Page 1 of 1

OCR for Hebrew?

Posted: Sat Oct 19, 2013 11:25 am
by Jonathan Robie
What is the best OCR for Hebrew?

What is the best open source OCR for Hebrew? Does anyone have experience with this one?

https://code.google.com/p/qhocr/

Re: OCR for Hebrew?

Posted: Sat Oct 19, 2013 10:15 pm
by Ken M. Penner
The only success I've had with Hebrew OCR is ABBYY FineReader Pro. It doesn't handle pointed Hebrew out of the box, but it can be trained to do so.

Re: OCR for Hebrew?

Posted: Sun Oct 20, 2013 8:56 am
by Sebastian Walter
Do you need OCR with mixed character recognition or only Hebrew character recognition?

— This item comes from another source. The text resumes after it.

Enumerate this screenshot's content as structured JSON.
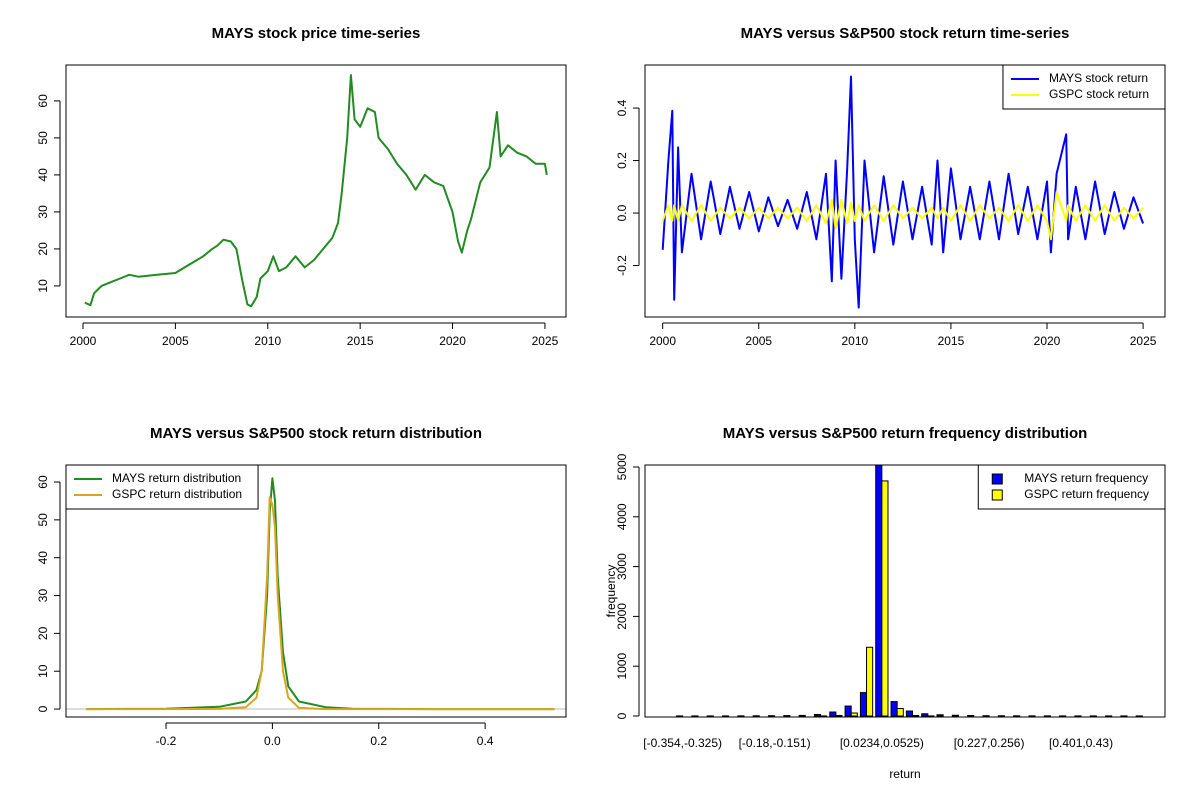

Of course there are ReadIRIS and ABBYY FineReader, but they are pretty expensive (+ they aren't Open Source).
I tried QHOCR, but it seems to work well only with really high quality scans:
I tried it again because of your question. I took a screenshot of the main text of this page (2x "+") and OCRed it. This is the result:
זָ'*-שִלָלם ב*צָט' םִכ*'ָ חַשָזָת'*
כ' *ל*תַ' עָברוּ רבשָ'
'פַשז כָבִד 'כבדָו פםנִ'י
דבאִ'שו נָ*קו חַבוּרתָ'
*כָ*' זָוַלרָ'*
נ*ו'ת' שדָוהִ' פד-עפָד
כָל--'ֹו* לדר דל-ח'*
כְ'-כָבָלַ' םָלאָו נק?ה
וגָ'ן םהב כּ-'*רִ'י
נִ'ו*ת' ו*ד*'תִ' עד-טפָד
שָאנח' *נהםָח לב* .
אדנָֹ' נָ'דךָ כָ?-חּזְוָחָ'
וִאַנחָת' פִכָךָ לגָ-נםהרָהי
לב' *-רחר ם'ָבנ' כֹח'
וִאור-**'נ'ָ *ב דב א'ן' גָת'*
אְֹהִב' וִרִ*' ם*יד ננפָ' 'ַפְשָ*
*רובַ' פרָחָ* עָםדוי
וַ'נַקשָו םככִ'זִ' נַכָש'
But the best one for mixed characters seems to be tesseract anyway. It's a command-line tool, so you'll probably need a GUI - here are some links. Roi Dayan even has uploaded hebrew training data, but I didn't try them out yet.

edit: Oh...
But I'm also the guy who runs the software here
Well, perhaps you won't need the GUI :)

Re: OCR for Hebrew?

Posted: Mon Oct 21, 2013 9:48 am
by Ken M. Penner
Here's what ABBYY does with that page Sebastian mentioned, (after 2x "+"), with "Hebrew" set as the language.
אין־שלום בעצמי מפני חטאתי:
בי עונתי עברו ראשי
כמשא כבד יכבדו מטוני:
הבאישו נמקו חבוריתי
• : .יד ־ 1 **
מפני אולתי:
נערתי שהותי עד־מאד
כל־היום ר{דר הלכתי:
כי־כסלי מלאו נקלה
•• .י: ד- ▼ : ו. • '1 •־־*
ואיך מתם בכשרי:
נפוגתי ונל־כיתי עד־מאד
שאגתי מנהמת לבי:
אדני נגךןן כל־תאותי
!אנחתי ממןדלא־נסתרה:
לבי סחךחר עזבני כחי
ואור־עיני גם־הם איךאתי:
אבי,צי ו ורעי מנגד נגעי!עמדו
וקרובי מרחק עמדו:
וינקשו ו מבקשי נפשי
As you can see, ABBYY is vastly superior to QHOCR for the consonantal text.